Goldie looked into the yard.

She opened the lower sash, pulled from the floor stack a sturdy book, and stuck it in the channel. The window was open wide enough to put her head through. The birds kept at their cawing, and she said to them, in a near-whisper, “Shut your cock-chafin beak holes.” When they did not obey her command, she returned to the white iron bed, knelt, and reached underneath. She took the hammerless shotgun from its mount against the slats, checked that both barrels held shells, and took a crouch position at the open window, barrels resting on the sill. She lined up her shot, shut her open eye, and imagined herself squeezing the trigger, and that the room-rattling noise of it awoke Jake Baach from his wretched death nap to behold black feathers and pine needles bursting from the branches.

She opened her eyes. The crows had gone quiet.

She was about to stand from her crouch when one of them cawed again.

“I’ll murder the murder of you,” she told the crows.

Spending the night at Hood House had put her in a foul mood once again. She’d offered to administer to Jake as he worsened, and she was glad to ease Sallie Baach’s load, but the trees and animals did not suit Goldie any longer. She longed for town. She could see it from the window, pulsing already just down the clear-cut face of the mountain.

How odd, she thought, to have such contrary worlds cheek by jowl.

She looked at the table clock by the bed. Nearly noon. She could be on Railroad Avenue by half past.

The washbowl was half full of clean water. Someone had hung a hand towel on the edge.

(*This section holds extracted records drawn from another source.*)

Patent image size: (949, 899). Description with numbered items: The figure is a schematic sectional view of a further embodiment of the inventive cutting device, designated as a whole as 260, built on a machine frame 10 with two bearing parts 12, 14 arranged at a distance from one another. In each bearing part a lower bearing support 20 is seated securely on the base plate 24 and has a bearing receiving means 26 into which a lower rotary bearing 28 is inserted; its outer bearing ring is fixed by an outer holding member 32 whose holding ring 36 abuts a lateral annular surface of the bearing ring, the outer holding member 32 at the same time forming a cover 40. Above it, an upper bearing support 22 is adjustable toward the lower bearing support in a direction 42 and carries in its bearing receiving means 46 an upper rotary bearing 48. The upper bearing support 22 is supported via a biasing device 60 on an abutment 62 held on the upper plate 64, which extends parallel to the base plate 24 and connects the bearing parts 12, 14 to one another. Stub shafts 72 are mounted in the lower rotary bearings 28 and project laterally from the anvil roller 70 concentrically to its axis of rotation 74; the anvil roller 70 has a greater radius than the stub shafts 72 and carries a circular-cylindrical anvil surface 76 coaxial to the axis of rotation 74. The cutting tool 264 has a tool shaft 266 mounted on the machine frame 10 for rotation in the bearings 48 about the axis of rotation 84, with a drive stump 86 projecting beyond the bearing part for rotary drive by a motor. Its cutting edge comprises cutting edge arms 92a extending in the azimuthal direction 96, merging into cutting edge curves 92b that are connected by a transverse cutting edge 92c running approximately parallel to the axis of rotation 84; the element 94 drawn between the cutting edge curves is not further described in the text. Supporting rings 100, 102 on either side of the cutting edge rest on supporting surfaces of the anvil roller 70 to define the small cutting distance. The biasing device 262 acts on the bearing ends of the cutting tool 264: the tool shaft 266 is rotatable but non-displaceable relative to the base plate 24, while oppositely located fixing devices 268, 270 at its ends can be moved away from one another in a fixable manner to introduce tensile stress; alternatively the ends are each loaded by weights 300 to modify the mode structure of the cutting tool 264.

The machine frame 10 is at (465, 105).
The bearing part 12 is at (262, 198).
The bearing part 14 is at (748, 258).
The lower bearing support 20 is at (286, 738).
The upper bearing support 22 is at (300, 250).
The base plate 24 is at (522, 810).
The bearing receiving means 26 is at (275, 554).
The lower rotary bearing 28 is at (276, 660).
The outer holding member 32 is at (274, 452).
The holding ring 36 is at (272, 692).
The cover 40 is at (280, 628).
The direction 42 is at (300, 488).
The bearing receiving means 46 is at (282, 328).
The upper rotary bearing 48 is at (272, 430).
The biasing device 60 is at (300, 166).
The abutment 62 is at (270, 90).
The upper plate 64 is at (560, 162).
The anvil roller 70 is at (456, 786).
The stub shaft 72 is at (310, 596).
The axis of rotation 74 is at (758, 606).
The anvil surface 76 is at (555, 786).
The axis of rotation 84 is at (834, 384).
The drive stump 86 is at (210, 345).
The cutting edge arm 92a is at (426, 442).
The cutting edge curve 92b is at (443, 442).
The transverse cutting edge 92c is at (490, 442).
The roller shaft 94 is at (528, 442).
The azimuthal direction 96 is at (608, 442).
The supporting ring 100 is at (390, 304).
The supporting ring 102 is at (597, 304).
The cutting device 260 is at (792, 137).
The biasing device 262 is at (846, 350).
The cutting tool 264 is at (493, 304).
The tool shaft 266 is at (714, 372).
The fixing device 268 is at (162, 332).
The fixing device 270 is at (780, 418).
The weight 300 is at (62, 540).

She lay the shotgun on the dressing table and took a hairbrush from the jewel drawer. When she had her hair up and her face and neck washed, she regarded herself in the mirror again. Her displeasure was mostly set aside. She watched Jake’s reflection in the mirror’s corner, so still under the sheet. The back of his hand was like a swollen plum, fingers black.

Someone was coming up the stairs.

It was little Agnes. She stopped and stood in the open doorway.